A review by dilchh
The Reader by Bernhard Schlink

4.0

One of the reasons why it’s hard for me to watch a movie after I read the book is embracing the disappointment when the movie veers faraway from the book or forgot a certain details from the book. The same goes as why it’s also hard for me to read the book after seeing the movie beforehand. I was worried that maybe I’ll be bias towards the original story, having come prepared. I’m also suspicious that I would see the actors themselves in the book as oppose to having the characters breathe for themselves within the story. But I have loved the movie so much, I feel like I owe the book a chance to speak for itself. Thankfully it was years ago that I had seen the movie, and although I still remember vividly the storyline, I can’t remember the actors that I can let Michael and Hanna speak for themselves this time around.

I think I was addicted with how Michael had brought life to his story. All his confused thoughts, his philosophical questions, his raging hormones and his outpouring desires towards Hanna had made it hard for me to put the book down. At one point, a guy sitting next to me on a plane asked whether the book I was reading was any good seeing that I was so engrossed in it, and to my dismay I couldn’t form a single coherent reason to explain how much I had enjoyed the book. To much disappointment, I had answered his question, “oh well, it’s a book, what can I say?”.

To be honest, I was a bit reluctant to bring this book on my recent trip to Manila, I was worried about its erotic content. I remember clearly that the movie was somewhat erotic without being cheap (still erotic, and I remember my Mum had entered my room when I watched it. I’m sure she thought I was watching some weird ass porn at that time), but thankfully the book was much the same. There was some erotic aspect to it, and I can tell that the first few sexual encounter was very much driven towards lust, but later on it became sort of a genuine attraction (at least on Michael’s part). Those erotic moments, I felt, was written beautifully without coming as some sort of cheap frivolous porn novels.

Now, one of the interesting thing about reading this book is that I didn’t actually read it in its original language. I had a friend who said that she was a bit disappointed by the quality of the translation, and I had wished so hard I could gave out comments like that. Problem is that I speak no German for me to be able to see or understand what was it from the translation that she was disappointed about. As ignorant as I might sound, I can’t say that I have any complaint whatsoever about the translation, if anything at least I can now read the original story that inspired the movie in a language that I understand.

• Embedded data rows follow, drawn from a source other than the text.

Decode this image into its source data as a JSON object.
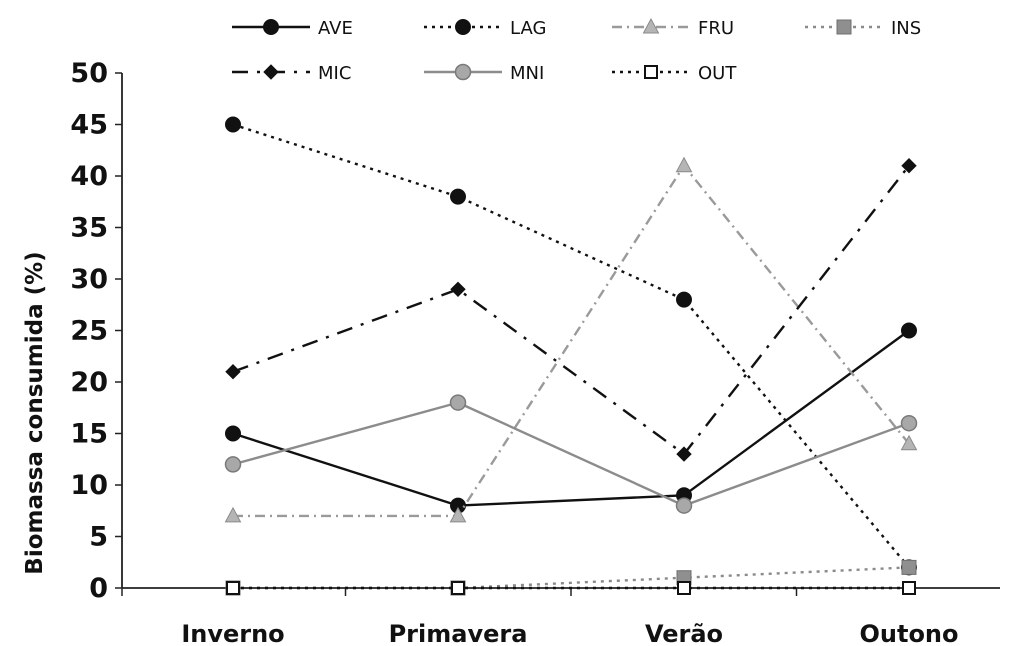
{
  "chart_data": {
    "type": "line",
    "title": "",
    "xlabel": "",
    "ylabel": "Biomassa consumida (%)",
    "categories": [
      "Inverno",
      "Primavera",
      "Verão",
      "Outono"
    ],
    "ylim": [
      0,
      50
    ],
    "yticks": [
      0,
      5,
      10,
      15,
      20,
      25,
      30,
      35,
      40,
      45,
      50
    ],
    "grid": false,
    "legend_position": "top",
    "series": [
      {
        "name": "AVE",
        "values": [
          15,
          8,
          9,
          25
        ],
        "color": "#111111",
        "dash": "solid",
        "marker": "circle-filled"
      },
      {
        "name": "LAG",
        "values": [
          45,
          38,
          28,
          2
        ],
        "color": "#111111",
        "dash": "dotted",
        "marker": "circle-filled"
      },
      {
        "name": "FRU",
        "values": [
          7,
          7,
          41,
          14
        ],
        "color": "#9a9a9a",
        "dash": "dashdot",
        "marker": "triangle"
      },
      {
        "name": "INS",
        "values": [
          0,
          0,
          1,
          2
        ],
        "color": "#8a8a8a",
        "dash": "dotted",
        "marker": "square-filled"
      },
      {
        "name": "MIC",
        "values": [
          21,
          29,
          13,
          41
        ],
        "color": "#111111",
        "dash": "longdash",
        "marker": "diamond"
      },
      {
        "name": "MNI",
        "values": [
          12,
          18,
          8,
          16
        ],
        "color": "#8c8c8c",
        "dash": "solid",
        "marker": "circle-gray"
      },
      {
        "name": "OUT",
        "values": [
          0,
          0,
          0,
          0
        ],
        "color": "#111111",
        "dash": "dotted",
        "marker": "square-open"
      }
    ]
  }
}
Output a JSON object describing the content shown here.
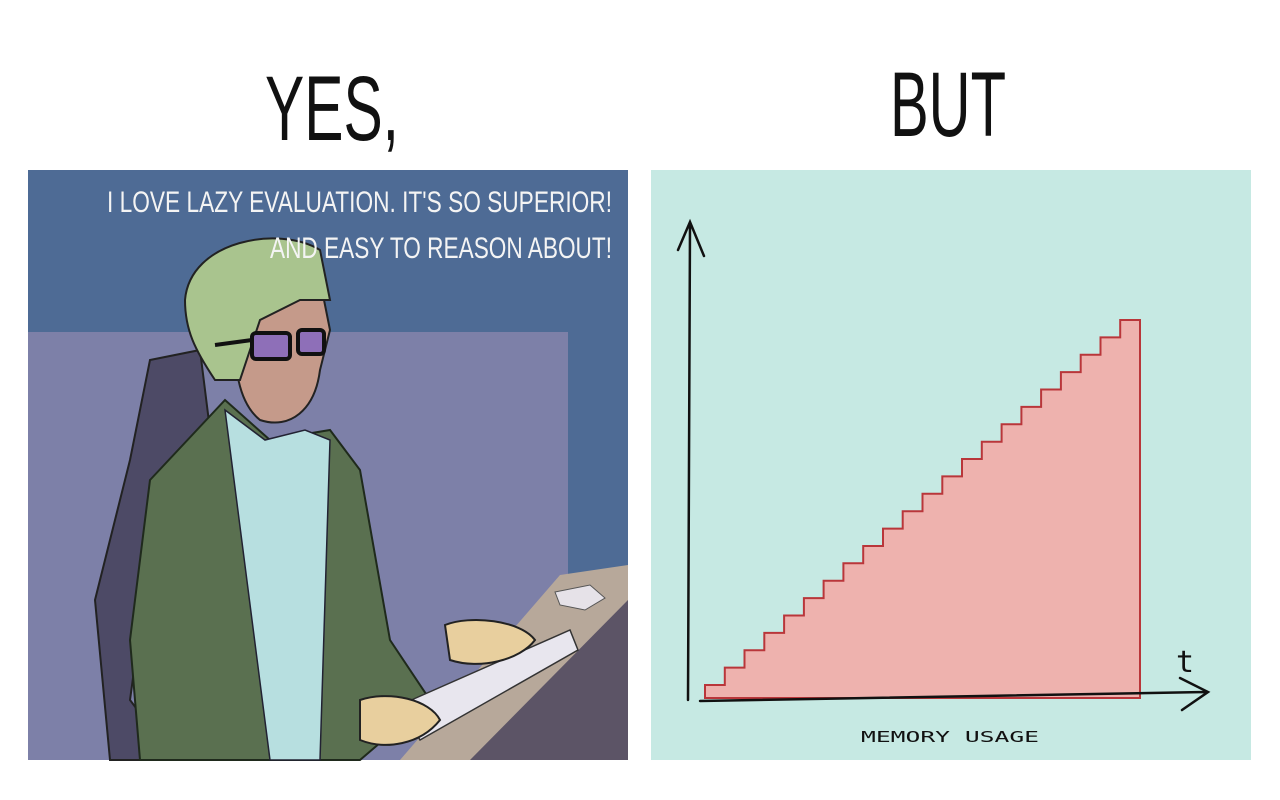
{
  "header": {
    "left": "YES,",
    "right": "BUT"
  },
  "left_panel": {
    "caption": [
      "I LOVE LAZY EVALUATION. IT'S SO SUPERIOR!",
      "AND EASY TO REASON ABOUT!"
    ]
  },
  "right_panel": {
    "x_axis_symbol": "t",
    "x_axis_label": "MEMORY USAGE"
  }
}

So, eroticism and translation apart, where do I stand on the book? I love the book. I love the story. I love how Michael had took me along his adventure. I regret together with Michael the last time he had met Hanna. I felt his void when Hanna was no longer around. I felt his shock when he saw Hanna again. I feel his frustration over Hanna wanting to keep her secret. I felt and (at least tried to) understood Michael’s confusion over what to do with Hanna. At the end of the day, I still can’t be sure if Hanna was Michael’s ultimate love, but it’s sweet to have thought so, yes?